The rating agency removed all ratings from CreditWatch, where they had been placed with negative implications on May 13, and assigned a negative outlook to the company.
S&P also lowered its issue-level rating on Saks Global’s notes to ’CC’ from ’B’, viewing the planned exchange of notes at a discount to par as "tantamount to a default."
On June 27, Saks Global announced it had secured $600 million of committed financing from existing bondholders. The package includes a $400 million first-in, last out asset-based credit facility and additional commitments of $200 million subject to certain conditions. The deal also involves exchanging $100 million of senior secured notes, with noteholders receiving less value than initially promised and a lower priority ranking.
The company has faced significant challenges with inventory flow, leading to deteriorating operating performance and liquidity issues. As of February 1, availability under Saks Global’s $1.8 billion asset-based lending facility had declined to $415 million due to overdue payments, borrowing base constraints, and seasonal inventory building.

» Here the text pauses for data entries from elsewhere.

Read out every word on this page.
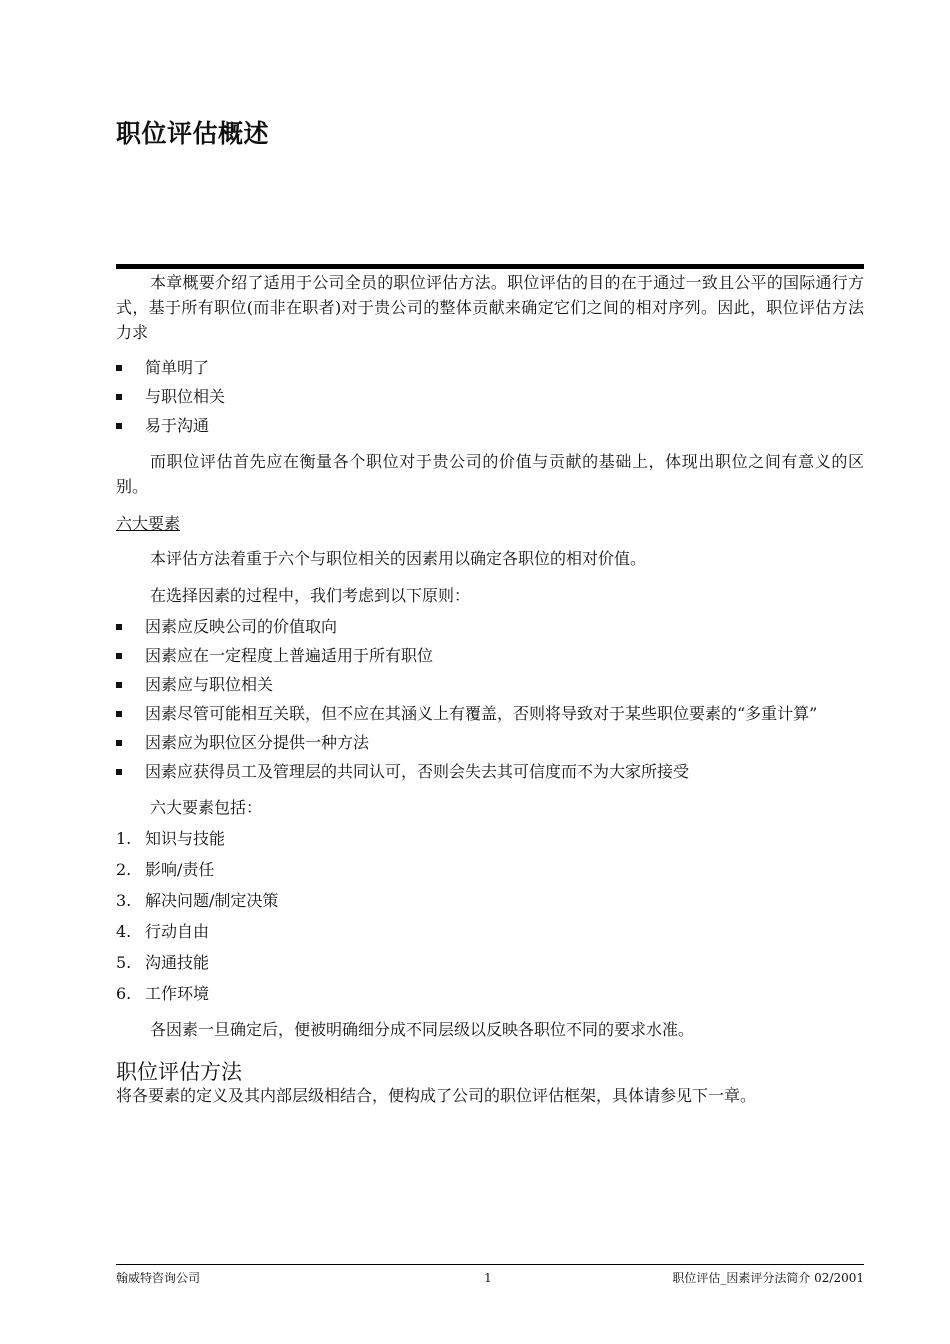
职位评估概述

本章概要介绍了适用于公司全员的职位评估方法。职位评估的目的在于通过一致且公平的国际通行方式，基于所有职位(而非在职者)对于贵公司的整体贡献来确定它们之间的相对序列。因此，职位评估方法力求

简单明了
与职位相关
易于沟通

而职位评估首先应在衡量各个职位对于贵公司的价值与贡献的基础上，体现出职位之间有意义的区别。

六大要素

本评估方法着重于六个与职位相关的因素用以确定各职位的相对价值。

在选择因素的过程中，我们考虑到以下原则：

因素应反映公司的价值取向
因素应在一定程度上普遍适用于所有职位
因素应与职位相关
因素尽管可能相互关联，但不应在其涵义上有覆盖，否则将导致对于某些职位要素的“多重计算”
因素应为职位区分提供一种方法
因素应获得员工及管理层的共同认可，否则会失去其可信度而不为大家所接受

六大要素包括：

1. 知识与技能
2. 影响/责任
3. 解决问题/制定决策
4. 行动自由
5. 沟通技能
6. 工作环境

各因素一旦确定后，便被明确细分成不同层级以反映各职位不同的要求水准。

职位评估方法

将各要素的定义及其内部层级相结合，便构成了公司的职位评估框架，具体请参见下一章。

翰威特咨询公司	1	职位评估_因素评分法简介 02/2001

The luxury retailer reported a free operating cash flow deficit of $517 million in 2024. S&P forecasts negative free operating cash flow to continue over the next two years, with the company remaining heavily dependent on its asset-based lending facility.
Despite having real estate assets valued at over $4 billion on a net basis, Saks Global has been unable to monetize these assets quickly enough to meet its financial obligations.
S&P indicated it expects to further downgrade Saks Global to ’SD’ (selective default) or ’D’ (default) upon completion of the proposed transaction. However, the rating could be raised to the ’ CCC (WA:CCCP)’ category if the company does not proceed with the planned restructuring.